Prior to the travel bans brought on by the COVID-19 pandemic, snow leopard-focused tourism constituted an important opportunity to help manage the conflict between the animals and humans in key locations such as Hemis National Park in the northern Indian territory of Ladakh.

“Snow leopard expeditions generate a lot of primary livelihoods for trackers, drivers, camp staff, cooks, porters, etc.
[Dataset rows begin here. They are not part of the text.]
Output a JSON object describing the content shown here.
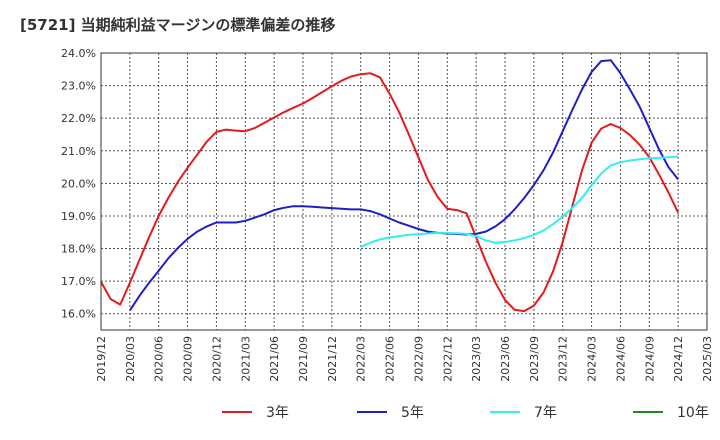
{
  "chart_data": {
    "type": "line",
    "title": "[5721]  当期純利益マージンの標準偏差の推移",
    "xlabel": "",
    "ylabel": "",
    "ylim": [
      15.5,
      24.0
    ],
    "grid": true,
    "legend_position": "bottom",
    "y_ticks": [
      "24.0%",
      "23.0%",
      "22.0%",
      "21.0%",
      "20.0%",
      "19.0%",
      "18.0%",
      "17.0%",
      "16.0%"
    ],
    "y_tick_values": [
      24,
      23,
      22,
      21,
      20,
      19,
      18,
      17,
      16
    ],
    "x_ticks": [
      "2019/12",
      "2020/03",
      "2020/06",
      "2020/09",
      "2020/12",
      "2021/03",
      "2021/06",
      "2021/09",
      "2021/12",
      "2022/03",
      "2022/06",
      "2022/09",
      "2022/12",
      "2023/03",
      "2023/06",
      "2023/09",
      "2023/12",
      "2024/03",
      "2024/06",
      "2024/09",
      "2024/12",
      "2025/03"
    ],
    "series": [
      {
        "name": "3年",
        "color": "#e41a1c",
        "x": [
          "2019/12",
          "2020/01",
          "2020/02",
          "2020/03",
          "2020/04",
          "2020/05",
          "2020/06",
          "2020/07",
          "2020/08",
          "2020/09",
          "2020/10",
          "2020/11",
          "2020/12",
          "2021/01",
          "2021/02",
          "2021/03",
          "2021/04",
          "2021/05",
          "2021/06",
          "2021/07",
          "2021/08",
          "2021/09",
          "2021/10",
          "2021/11",
          "2021/12",
          "2022/01",
          "2022/02",
          "2022/03",
          "2022/04",
          "2022/05",
          "2022/06",
          "2022/07",
          "2022/08",
          "2022/09",
          "2022/10",
          "2022/11",
          "2022/12",
          "2023/01",
          "2023/02",
          "2023/03",
          "2023/04",
          "2023/05",
          "2023/06",
          "2023/07",
          "2023/08",
          "2023/09",
          "2023/10",
          "2023/11",
          "2023/12",
          "2024/01",
          "2024/02",
          "2024/03",
          "2024/04",
          "2024/05",
          "2024/06",
          "2024/07",
          "2024/08",
          "2024/09",
          "2024/10",
          "2024/11",
          "2024/12"
        ],
        "values": [
          16.98,
          16.45,
          16.28,
          16.95,
          17.65,
          18.35,
          19.0,
          19.55,
          20.05,
          20.48,
          20.88,
          21.28,
          21.58,
          21.65,
          21.62,
          21.6,
          21.7,
          21.86,
          22.02,
          22.18,
          22.32,
          22.45,
          22.62,
          22.8,
          22.98,
          23.15,
          23.28,
          23.35,
          23.38,
          23.25,
          22.75,
          22.18,
          21.5,
          20.8,
          20.1,
          19.58,
          19.22,
          19.18,
          19.08,
          18.35,
          17.6,
          16.95,
          16.42,
          16.12,
          16.08,
          16.25,
          16.65,
          17.3,
          18.2,
          19.3,
          20.4,
          21.25,
          21.68,
          21.82,
          21.7,
          21.48,
          21.18,
          20.8,
          20.28,
          19.72,
          19.1
        ]
      },
      {
        "name": "5年",
        "color": "#1f1fc8",
        "x": [
          "2020/03",
          "2020/04",
          "2020/05",
          "2020/06",
          "2020/07",
          "2020/08",
          "2020/09",
          "2020/10",
          "2020/11",
          "2020/12",
          "2021/01",
          "2021/02",
          "2021/03",
          "2021/04",
          "2021/05",
          "2021/06",
          "2021/07",
          "2021/08",
          "2021/09",
          "2021/10",
          "2021/11",
          "2021/12",
          "2022/01",
          "2022/02",
          "2022/03",
          "2022/04",
          "2022/05",
          "2022/06",
          "2022/07",
          "2022/08",
          "2022/09",
          "2022/10",
          "2022/11",
          "2022/12",
          "2023/01",
          "2023/02",
          "2023/03",
          "2023/04",
          "2023/05",
          "2023/06",
          "2023/07",
          "2023/08",
          "2023/09",
          "2023/10",
          "2023/11",
          "2023/12",
          "2024/01",
          "2024/02",
          "2024/03",
          "2024/04",
          "2024/05",
          "2024/06",
          "2024/07",
          "2024/08",
          "2024/09",
          "2024/10",
          "2024/11",
          "2024/12"
        ],
        "values": [
          16.1,
          16.55,
          16.95,
          17.32,
          17.7,
          18.02,
          18.3,
          18.52,
          18.68,
          18.8,
          18.8,
          18.8,
          18.85,
          18.95,
          19.05,
          19.18,
          19.25,
          19.3,
          19.3,
          19.28,
          19.26,
          19.24,
          19.22,
          19.2,
          19.2,
          19.15,
          19.05,
          18.92,
          18.8,
          18.7,
          18.6,
          18.52,
          18.48,
          18.46,
          18.45,
          18.43,
          18.45,
          18.52,
          18.68,
          18.9,
          19.2,
          19.55,
          19.95,
          20.4,
          20.95,
          21.6,
          22.25,
          22.88,
          23.42,
          23.75,
          23.78,
          23.38,
          22.88,
          22.35,
          21.7,
          21.05,
          20.5,
          20.12
        ]
      },
      {
        "name": "7年",
        "color": "#33f0f0",
        "x": [
          "2022/03",
          "2022/04",
          "2022/05",
          "2022/06",
          "2022/07",
          "2022/08",
          "2022/09",
          "2022/10",
          "2022/11",
          "2022/12",
          "2023/01",
          "2023/02",
          "2023/03",
          "2023/04",
          "2023/05",
          "2023/06",
          "2023/07",
          "2023/08",
          "2023/09",
          "2023/10",
          "2023/11",
          "2023/12",
          "2024/01",
          "2024/02",
          "2024/03",
          "2024/04",
          "2024/05",
          "2024/06",
          "2024/07",
          "2024/08",
          "2024/09",
          "2024/10",
          "2024/11",
          "2024/12"
        ],
        "values": [
          18.05,
          18.18,
          18.28,
          18.34,
          18.38,
          18.42,
          18.44,
          18.46,
          18.48,
          18.48,
          18.47,
          18.45,
          18.38,
          18.25,
          18.18,
          18.2,
          18.25,
          18.32,
          18.42,
          18.55,
          18.75,
          18.98,
          19.25,
          19.55,
          19.95,
          20.3,
          20.55,
          20.65,
          20.7,
          20.74,
          20.77,
          20.78,
          20.8,
          20.82
        ]
      },
      {
        "name": "10年",
        "color": "#1a8a1a",
        "x": [],
        "values": []
      }
    ]
  }
}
They also generate secondary and tertiary income as we purchase vegetables, grains, and meat from our neighbours,” said Behzad J Larry, the CEO of Voygr Expeditions, a US-based tour operator specialising in snow leopard tourism in Ladakh and Kyrgyzstan.

Lack of tourism for the second consecutive season is certainly taking its toll on tourism-dependent Ladakh.

Dorjay Stanzin, a chief snow leopard tracker at Voygr Expeditions and resident of Hemis National Park, said “those who have traditionally farmed and grazed livestock are doing more farming and increasing herd sizes to provide some income and food”.

But bigger herds also mean potentially increasing the chances of a conflict.

Abdul Rashid, the vice president of operations at Voygr Expeditions, said while the state-funded Wildlife Protection Department has continued to safeguard the wildlife, local conservation initiatives are affected, because “tourism pays for many aspects of conservation, such as helping locals in snow leopard or wolf territory to safeguard their flocks through predator-proof corrals, or installing fencing around their fields so that blue sheep or ibex won’t eat their crops”.

Khenrab Phuntsog, a wildlife guard at Hemis National Park and a legendary Ladakhi snow leopard conservationist, believes that “conservation can only work when locals are just as supporting as the local wildlife department – and we need tourism for that, as it gives them a direct source of livelihood”.

This challenging moment may prove crucial to rethinking the interdependence between the local communities, snow leopards and future tourists.